List<String> matchPrefix(String prefix) {
  // 1
  var current = root;
  for (final codeUnit in prefix.codeUnits) {
    final child = current.children[codeUnit];
    if (child == null) {
      return [];
    }
    current = child;
  }

  // 2 (to be implemented shortly)
  return _moreMatches(prefix, current);
}
  1. You start by verifying that the trie contains the prefix. If not, you return an empty list.
  2. After you’ve found the node that marks the end of the prefix, you call a recursive helper method named _moreMatches to find all the sequences after the current node.

Next, add the code for the helper method after the matchPrefix method:

List<String> _moreMatches(String prefix, TrieNode<int> node) {
  // 1
  List<String> results = [];
  if (node.isTerminating) {
    results.add(prefix);
  }
  // 2
  for (final child in node.children.values) {
    final codeUnit = child!.key!;
    results.addAll(
      _moreMatches(
        '$prefix${String.fromCharCode(codeUnit)}',
        child,
      ),
    );
  }
  return results;
}
  1. You create a list to hold the results. If the current node is a terminating one, you add what you’ve got to the results.
  2. Next, you need to check the current node’s children. For every child node, you recursively call _moreMatches to seek out other terminating nodes.

matchPrefix has a time complexity of O(k × m), where k represents the longest collection matching the prefix and m represents the number of collections that match the prefix. Recall that lists have a time complexity of O(k × n), where n is the number of elements in the entire collection. For large sets of data in which each collection is uniformly distributed, tries have far better performance than using lists for prefix matching.

Time to take the method for a spin. Navigate back to main and run the following:

final trie = StringTrie();
trie.insert('car');
trie.insert('card');
trie.insert('care');
trie.insert('cared');
trie.insert('cars');
trie.insert('carbs');
trie.insert('carapace');
trie.insert('cargo');

print('Collections starting with "car"');
final prefixedWithCar = trie.matchPrefix('car');
print(prefixedWithCar);

print('\nCollections starting with "care"');
final prefixedWithCare = trie.matchPrefix('care');
print(prefixedWithCare);

You should see the output below in the console:

Collections starting with "car"
[car, card, care, cared, cars, carbs, carapace, cargo]

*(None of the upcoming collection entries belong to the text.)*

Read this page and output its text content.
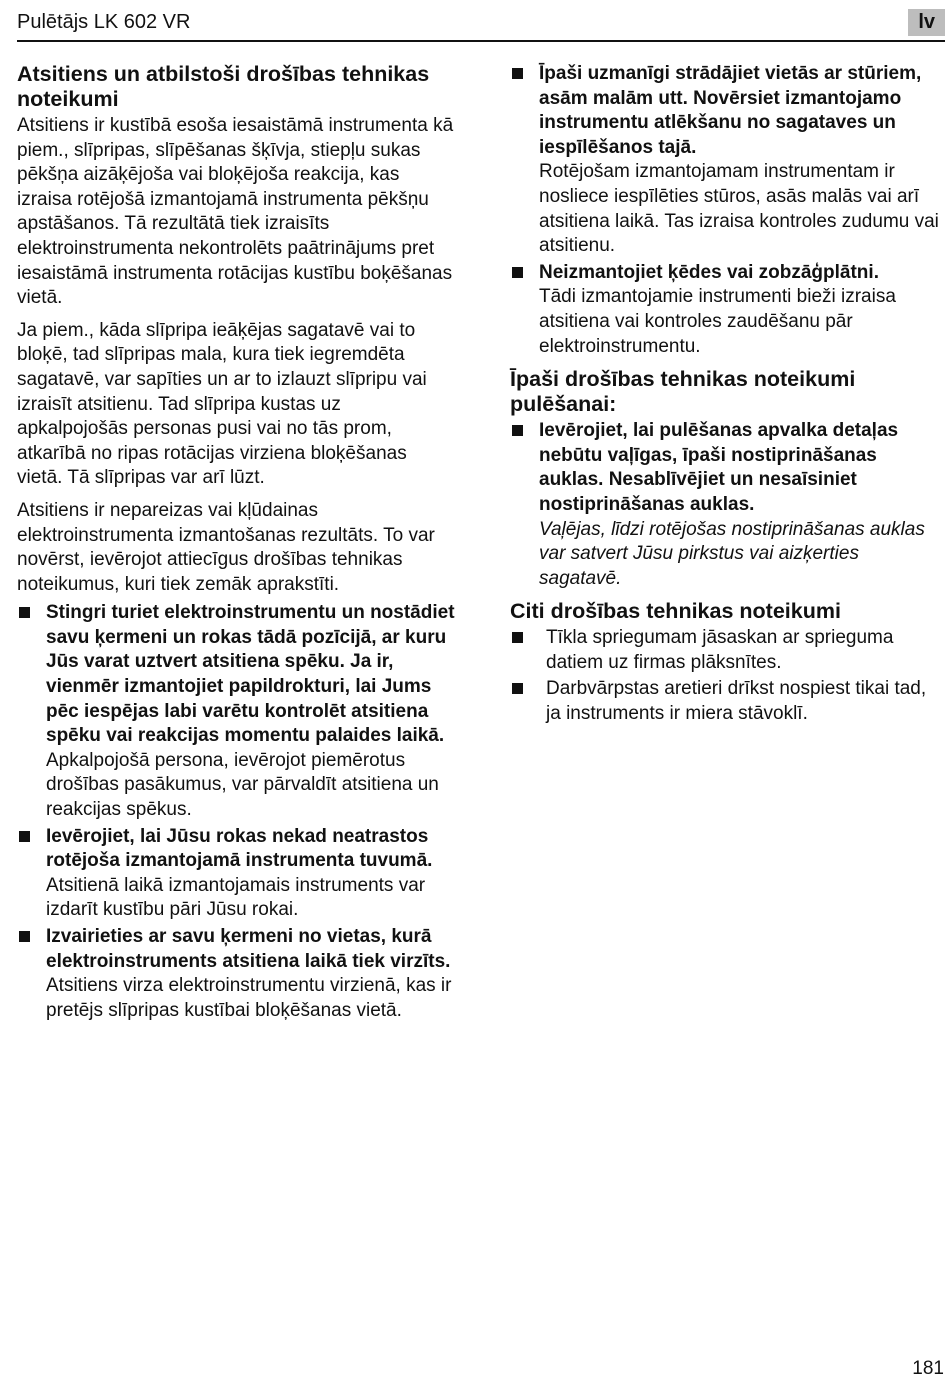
Pulētājs LK 602 VR	lv
Atsitiens un atbilstoši drošības tehnikas noteikumi
Atsitiens ir kustībā esoša iesaistāmā instrumenta kā piem., slīpripas, slīpēšanas šķīvja, stiepļu sukas pēkšņa aizāķējoša vai bloķējoša reakcija, kas izraisa rotējošā izmantojamā instrumenta pēkšņu apstāšanos. Tā rezultātā tiek izraisīts elektroinstrumenta nekontrolēts paātrinājums pret iesaistāmā instrumenta rotācijas kustību boķēšanas vietā.
Ja piem., kāda slīpripa ieāķējas sagatavē vai to bloķē, tad slīpripas mala, kura tiek iegremdēta sagatavē, var sapīties un ar to izlauzt slīpripu vai izraisīt atsitienu. Tad slīpripa kustas uz apkalpojošās personas pusi vai no tās prom, atkarībā no ripas rotācijas virziena bloķēšanas vietā. Tā slīpripas var arī lūzt.
Atsitiens ir nepareizas vai kļūdainas elektroinstrumenta izmantošanas rezultāts. To var novērst, ievērojot attiecīgus drošības tehnikas noteikumus, kuri tiek zemāk aprakstīti.
Stingri turiet elektroinstrumentu un nostādiet savu ķermeni un rokas tādā pozīcijā, ar kuru Jūs varat uztvert atsitiena spēku. Ja ir, vienmēr izmantojiet papildrokturi, lai Jums pēc iespējas labi varētu kontrolēt atsitiena spēku vai reakcijas momentu palaides laikā.
Apkalpojošā persona, ievērojot piemērotus drošības pasākumus, var pārvaldīt atsitiena un reakcijas spēkus.
Ievērojiet, lai Jūsu rokas nekad neatrastos rotējoša izmantojamā instrumenta tuvumā.
Atsitienā laikā izmantojamais instruments var izdarīt kustību pāri Jūsu rokai.
Izvairieties ar savu ķermeni no vietas, kurā elektroinstruments atsitiena laikā tiek virzīts.
Atsitiens virza elektroinstrumentu virzienā, kas ir pretējs slīpripas kustībai bloķēšanas vietā.
Īpaši uzmanīgi strādājiet vietās ar stūriem, asām malām utt. Novērsiet izmantojamo instrumentu atlēkšanu no sagataves un iespīlēšanos tajā.
Rotējošam izmantojamam instrumentam ir nosliece iespīlēties stūros, asās malās vai arī atsitiena laikā. Tas izraisa kontroles zudumu vai atsitienu.
Neizmantojiet ķēdes vai zobzāģplātni.
Tādi izmantojamie instrumenti bieži izraisa atsitiena vai kontroles zaudēšanu pār elektroinstrumentu.
Īpaši drošības tehnikas noteikumi pulēšanai:
Ievērojiet, lai pulēšanas apvalka detaļas nebūtu vaļīgas, īpaši nostiprināšanas auklas. Nesablīvējiet un nesaīsiniet nostiprināšanas auklas.
Vaļējas, līdzi rotējošas nostiprināšanas auklas var satvert Jūsu pirkstus vai aizķerties sagatavē.
Citi drošības tehnikas noteikumi
Tīkla spriegumam jāsaskan ar spriegumа datiem uz firmas plāksnītes.
Darbvārpstas aretieri drīkst nospiest tikai tad, ja instruments ir miera stāvoklī.
181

Collections starting with "care"
[care, cared]

Challenges

How was this chapter for you? Are you ready to take it a bit further? The following challenges will ask you to add functionality to and generalize what you’ve already accomplished. Check out the Challenge Solutions section or the supplemental materials that come with the book if you need any help.

Challenge 1: Additional Properties

The current implementation of StringTrie is missing some notable operations. Your task for this challenge is to augment the current implementation of the trie by adding the following:

  1. An allStrings property that returns all the collections in the trie.
  2. A count property that tells you how many strings are currently in the trie.
  3. An isEmpty property that returns true if the trie is empty, false otherwise.

Challenge 2: Generic Trie

The trie data structure can be used beyond strings. Make a new class named Trie that handles any iterable collection. Implement the insert, containsand remove methods.

Key Points

  • Tries provide great performance metrics for prefix matching.
  • Tries are relatively memory efficient since individual nodes can be shared between many different values. For example, “car,” “carbs,” and “care” can share the first three letters of the word.